There is significant evidence suggesting that the trans-lamina cribrosa pressure gradient (TLCPG) contributes to the glaucomatous optic neuropathy in primary open-angle glaucoma.1 Moreover, many studies have confirmed that the circulation of cerebrospinal fluid (CSF) can be affected by the increase of the TLCPG, such as compartment syndrome,2 which may play crucial roles in nutrient delivery and clearance of metabolic waste of the optic nerve.
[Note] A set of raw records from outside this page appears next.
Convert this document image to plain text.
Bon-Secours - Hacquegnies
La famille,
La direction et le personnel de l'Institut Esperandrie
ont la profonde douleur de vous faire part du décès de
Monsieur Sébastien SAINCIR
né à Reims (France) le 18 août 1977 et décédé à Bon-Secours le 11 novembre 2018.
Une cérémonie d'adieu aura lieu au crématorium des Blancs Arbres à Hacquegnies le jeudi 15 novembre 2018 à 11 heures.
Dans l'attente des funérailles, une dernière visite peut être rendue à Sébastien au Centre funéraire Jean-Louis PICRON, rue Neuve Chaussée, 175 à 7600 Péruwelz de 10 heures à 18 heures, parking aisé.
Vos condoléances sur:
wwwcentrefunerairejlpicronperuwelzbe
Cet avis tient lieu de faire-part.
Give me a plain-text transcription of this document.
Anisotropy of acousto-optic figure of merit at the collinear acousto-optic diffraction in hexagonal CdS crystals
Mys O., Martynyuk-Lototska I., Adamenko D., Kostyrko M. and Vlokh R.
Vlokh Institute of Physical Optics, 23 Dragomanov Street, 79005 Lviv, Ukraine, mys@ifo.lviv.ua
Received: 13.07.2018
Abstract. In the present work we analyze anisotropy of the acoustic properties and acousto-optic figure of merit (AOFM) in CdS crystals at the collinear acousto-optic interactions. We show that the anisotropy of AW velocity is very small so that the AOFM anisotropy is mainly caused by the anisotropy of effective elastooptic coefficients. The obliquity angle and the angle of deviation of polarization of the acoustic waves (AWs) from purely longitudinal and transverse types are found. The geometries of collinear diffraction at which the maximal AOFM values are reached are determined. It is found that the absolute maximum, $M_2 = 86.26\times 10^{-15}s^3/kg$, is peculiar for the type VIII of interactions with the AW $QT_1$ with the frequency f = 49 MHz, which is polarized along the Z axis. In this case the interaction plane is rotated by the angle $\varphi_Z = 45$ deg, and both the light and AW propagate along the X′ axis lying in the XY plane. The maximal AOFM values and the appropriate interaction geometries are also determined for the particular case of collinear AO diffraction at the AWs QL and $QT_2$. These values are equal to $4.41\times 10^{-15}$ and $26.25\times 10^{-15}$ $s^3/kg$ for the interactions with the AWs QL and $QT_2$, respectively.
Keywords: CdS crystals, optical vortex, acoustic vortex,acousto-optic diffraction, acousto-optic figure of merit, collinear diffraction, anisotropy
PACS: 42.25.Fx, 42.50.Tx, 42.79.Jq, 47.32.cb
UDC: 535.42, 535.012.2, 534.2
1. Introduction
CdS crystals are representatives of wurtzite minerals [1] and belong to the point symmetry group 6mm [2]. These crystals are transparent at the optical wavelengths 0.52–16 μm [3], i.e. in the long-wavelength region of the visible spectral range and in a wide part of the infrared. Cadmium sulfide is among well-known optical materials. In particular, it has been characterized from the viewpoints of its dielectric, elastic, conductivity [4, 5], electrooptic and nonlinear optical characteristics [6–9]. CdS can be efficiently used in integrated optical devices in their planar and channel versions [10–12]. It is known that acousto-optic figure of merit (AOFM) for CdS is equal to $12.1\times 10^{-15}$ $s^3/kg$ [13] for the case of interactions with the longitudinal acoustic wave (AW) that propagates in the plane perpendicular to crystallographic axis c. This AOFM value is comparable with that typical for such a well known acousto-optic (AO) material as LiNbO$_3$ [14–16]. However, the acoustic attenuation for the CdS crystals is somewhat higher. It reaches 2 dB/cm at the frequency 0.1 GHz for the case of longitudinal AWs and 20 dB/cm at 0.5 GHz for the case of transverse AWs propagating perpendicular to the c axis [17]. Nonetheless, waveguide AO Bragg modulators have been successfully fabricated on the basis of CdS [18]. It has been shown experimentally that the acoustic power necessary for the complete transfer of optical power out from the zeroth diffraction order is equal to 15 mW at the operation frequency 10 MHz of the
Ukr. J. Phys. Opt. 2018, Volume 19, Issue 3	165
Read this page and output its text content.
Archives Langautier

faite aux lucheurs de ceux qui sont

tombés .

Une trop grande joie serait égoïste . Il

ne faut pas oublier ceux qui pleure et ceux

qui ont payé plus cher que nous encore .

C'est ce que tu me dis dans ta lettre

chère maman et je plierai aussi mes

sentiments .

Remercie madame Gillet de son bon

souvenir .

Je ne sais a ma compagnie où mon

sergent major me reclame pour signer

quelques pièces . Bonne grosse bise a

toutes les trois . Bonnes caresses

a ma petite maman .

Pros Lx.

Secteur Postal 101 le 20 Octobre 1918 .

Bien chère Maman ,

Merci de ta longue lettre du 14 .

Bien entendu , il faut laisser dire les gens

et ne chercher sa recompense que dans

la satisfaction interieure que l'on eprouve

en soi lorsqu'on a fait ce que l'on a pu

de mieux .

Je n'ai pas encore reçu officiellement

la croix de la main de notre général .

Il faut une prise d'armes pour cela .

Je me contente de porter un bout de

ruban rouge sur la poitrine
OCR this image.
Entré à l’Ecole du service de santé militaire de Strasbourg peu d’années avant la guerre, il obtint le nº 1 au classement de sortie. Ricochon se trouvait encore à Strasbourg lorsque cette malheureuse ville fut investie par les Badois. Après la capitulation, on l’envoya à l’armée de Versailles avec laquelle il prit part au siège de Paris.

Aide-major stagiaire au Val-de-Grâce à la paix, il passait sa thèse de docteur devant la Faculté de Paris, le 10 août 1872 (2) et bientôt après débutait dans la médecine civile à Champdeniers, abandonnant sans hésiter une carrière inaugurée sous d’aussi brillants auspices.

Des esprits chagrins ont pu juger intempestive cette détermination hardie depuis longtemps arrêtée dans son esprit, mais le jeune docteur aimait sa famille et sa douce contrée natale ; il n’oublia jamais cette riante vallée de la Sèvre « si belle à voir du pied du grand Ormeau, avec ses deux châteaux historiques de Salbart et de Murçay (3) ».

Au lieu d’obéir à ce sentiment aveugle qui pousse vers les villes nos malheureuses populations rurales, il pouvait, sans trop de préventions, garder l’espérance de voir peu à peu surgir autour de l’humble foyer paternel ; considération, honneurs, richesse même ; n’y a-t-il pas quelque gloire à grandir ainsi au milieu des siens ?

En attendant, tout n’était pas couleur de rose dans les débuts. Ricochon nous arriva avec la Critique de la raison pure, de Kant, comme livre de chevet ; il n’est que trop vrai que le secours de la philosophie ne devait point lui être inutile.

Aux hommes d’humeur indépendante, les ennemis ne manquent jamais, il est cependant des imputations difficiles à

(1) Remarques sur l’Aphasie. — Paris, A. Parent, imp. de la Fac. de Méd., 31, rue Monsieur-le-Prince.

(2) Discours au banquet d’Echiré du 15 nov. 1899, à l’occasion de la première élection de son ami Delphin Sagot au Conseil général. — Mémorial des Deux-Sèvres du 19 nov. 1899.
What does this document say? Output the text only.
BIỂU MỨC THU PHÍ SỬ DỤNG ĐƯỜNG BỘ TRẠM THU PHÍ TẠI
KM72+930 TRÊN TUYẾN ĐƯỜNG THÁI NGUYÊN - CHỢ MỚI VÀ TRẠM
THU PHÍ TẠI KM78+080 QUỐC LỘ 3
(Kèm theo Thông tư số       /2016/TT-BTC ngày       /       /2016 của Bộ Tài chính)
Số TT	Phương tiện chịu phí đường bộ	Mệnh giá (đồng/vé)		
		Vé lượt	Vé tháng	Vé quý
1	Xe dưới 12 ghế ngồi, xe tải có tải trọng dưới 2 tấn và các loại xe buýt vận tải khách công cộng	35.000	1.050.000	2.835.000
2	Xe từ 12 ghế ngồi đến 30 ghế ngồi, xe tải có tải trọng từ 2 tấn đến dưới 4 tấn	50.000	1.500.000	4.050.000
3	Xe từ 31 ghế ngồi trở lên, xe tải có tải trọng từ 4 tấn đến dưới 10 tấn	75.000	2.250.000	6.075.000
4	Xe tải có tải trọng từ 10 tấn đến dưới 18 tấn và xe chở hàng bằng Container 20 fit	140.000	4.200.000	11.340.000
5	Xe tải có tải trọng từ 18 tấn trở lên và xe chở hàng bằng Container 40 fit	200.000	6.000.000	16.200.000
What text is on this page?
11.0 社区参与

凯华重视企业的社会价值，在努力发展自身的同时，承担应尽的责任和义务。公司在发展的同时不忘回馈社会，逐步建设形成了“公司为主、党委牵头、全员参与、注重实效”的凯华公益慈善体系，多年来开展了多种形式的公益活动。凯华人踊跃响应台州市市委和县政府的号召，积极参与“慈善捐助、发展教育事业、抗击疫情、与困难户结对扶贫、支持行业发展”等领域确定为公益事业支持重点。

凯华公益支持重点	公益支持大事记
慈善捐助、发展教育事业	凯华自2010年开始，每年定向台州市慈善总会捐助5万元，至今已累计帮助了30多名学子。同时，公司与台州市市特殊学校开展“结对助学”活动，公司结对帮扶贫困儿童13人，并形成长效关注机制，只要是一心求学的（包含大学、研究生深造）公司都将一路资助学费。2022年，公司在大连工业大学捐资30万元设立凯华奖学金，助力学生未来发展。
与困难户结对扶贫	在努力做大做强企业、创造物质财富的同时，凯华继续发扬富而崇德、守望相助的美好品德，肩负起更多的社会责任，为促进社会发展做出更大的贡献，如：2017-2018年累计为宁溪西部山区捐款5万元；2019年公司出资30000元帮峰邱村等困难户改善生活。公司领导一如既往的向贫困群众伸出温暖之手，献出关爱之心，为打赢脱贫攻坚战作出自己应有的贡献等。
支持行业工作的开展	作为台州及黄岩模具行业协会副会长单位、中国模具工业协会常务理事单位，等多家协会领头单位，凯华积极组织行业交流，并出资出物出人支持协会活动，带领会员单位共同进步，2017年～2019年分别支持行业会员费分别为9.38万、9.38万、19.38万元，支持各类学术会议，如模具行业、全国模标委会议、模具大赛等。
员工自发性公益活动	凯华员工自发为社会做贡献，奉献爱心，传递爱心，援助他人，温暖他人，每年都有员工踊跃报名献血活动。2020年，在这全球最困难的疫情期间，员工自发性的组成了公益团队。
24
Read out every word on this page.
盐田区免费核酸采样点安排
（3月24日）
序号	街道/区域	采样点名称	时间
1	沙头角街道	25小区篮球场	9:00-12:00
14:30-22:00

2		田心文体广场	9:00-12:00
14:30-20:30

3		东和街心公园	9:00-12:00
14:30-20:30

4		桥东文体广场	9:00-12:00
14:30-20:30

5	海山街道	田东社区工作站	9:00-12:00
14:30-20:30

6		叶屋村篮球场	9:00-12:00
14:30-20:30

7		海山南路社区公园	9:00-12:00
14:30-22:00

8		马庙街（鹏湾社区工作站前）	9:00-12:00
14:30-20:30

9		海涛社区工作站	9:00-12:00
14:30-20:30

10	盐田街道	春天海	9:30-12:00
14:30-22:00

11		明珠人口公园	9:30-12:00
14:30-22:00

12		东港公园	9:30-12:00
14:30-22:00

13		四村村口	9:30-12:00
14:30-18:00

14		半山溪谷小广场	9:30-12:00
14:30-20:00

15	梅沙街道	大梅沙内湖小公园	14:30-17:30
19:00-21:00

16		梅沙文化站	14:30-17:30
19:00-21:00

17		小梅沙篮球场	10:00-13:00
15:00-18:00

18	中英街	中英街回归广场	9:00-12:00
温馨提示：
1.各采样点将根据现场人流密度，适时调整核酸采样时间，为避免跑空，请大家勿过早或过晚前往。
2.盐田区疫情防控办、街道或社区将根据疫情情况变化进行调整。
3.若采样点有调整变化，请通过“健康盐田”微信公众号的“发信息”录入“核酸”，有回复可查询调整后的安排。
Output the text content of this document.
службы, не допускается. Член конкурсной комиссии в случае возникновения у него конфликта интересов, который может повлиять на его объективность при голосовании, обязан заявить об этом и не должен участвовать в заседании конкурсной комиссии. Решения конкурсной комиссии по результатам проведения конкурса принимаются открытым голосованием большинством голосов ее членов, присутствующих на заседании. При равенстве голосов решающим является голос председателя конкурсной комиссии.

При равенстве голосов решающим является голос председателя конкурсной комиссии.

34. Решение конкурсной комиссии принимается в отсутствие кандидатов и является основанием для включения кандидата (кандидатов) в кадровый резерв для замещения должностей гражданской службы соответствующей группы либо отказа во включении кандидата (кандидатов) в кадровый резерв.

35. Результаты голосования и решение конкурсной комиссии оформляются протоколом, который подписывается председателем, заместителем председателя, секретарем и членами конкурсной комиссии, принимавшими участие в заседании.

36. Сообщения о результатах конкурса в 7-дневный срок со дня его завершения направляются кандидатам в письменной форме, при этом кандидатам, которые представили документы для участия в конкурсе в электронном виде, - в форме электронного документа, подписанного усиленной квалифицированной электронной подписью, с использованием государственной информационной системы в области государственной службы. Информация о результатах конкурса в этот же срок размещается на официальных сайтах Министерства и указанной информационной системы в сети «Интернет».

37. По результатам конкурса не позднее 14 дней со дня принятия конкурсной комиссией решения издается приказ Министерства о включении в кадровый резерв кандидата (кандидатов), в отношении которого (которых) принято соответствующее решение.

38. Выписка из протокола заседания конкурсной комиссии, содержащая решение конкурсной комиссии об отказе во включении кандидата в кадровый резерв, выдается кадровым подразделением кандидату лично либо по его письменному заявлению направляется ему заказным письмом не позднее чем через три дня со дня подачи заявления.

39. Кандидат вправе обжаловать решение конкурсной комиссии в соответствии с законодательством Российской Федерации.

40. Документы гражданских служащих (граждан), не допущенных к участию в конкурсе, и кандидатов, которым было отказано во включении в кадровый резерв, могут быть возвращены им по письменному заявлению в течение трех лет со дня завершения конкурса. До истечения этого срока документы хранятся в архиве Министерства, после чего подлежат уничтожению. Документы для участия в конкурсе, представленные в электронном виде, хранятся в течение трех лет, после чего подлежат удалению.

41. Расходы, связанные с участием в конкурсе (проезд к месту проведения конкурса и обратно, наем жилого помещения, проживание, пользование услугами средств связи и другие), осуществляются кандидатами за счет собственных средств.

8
In this study, Prof. Yücel and colleagues demonstrated that the CSF circulating around the optic nerve is not just in the subarachnoid space, but also enters the optic nerve itself via spaces surrounding blood vessels. Using a mouse model, they also found that CSF entry into the optic nerve is impaired in glaucoma. What makes this study particularly important is that it is the first to confirm that circulation of CSF around the axons of the optic nerve can be affected due to an increase of the TLCPG.
This research has made a significant contribution in the way we understand TLCPG from the perspective of toxic damage. On the basis of this research, we can speculate that there is an accumulation of toxins in the impaired CSF which may induce optic nerve damage in glaucoma. More importantly, this study has identified a potential new CSF-related mechanism in the pathogenesis of glaucoma. However, further study is still needed to elucidate the relationship between reduced CSF flow in the optic nerve and the accumulation of toxic metabolites in the optic nerve in glaucoma. If validated, it represents an important new target in the treatment of glaucoma.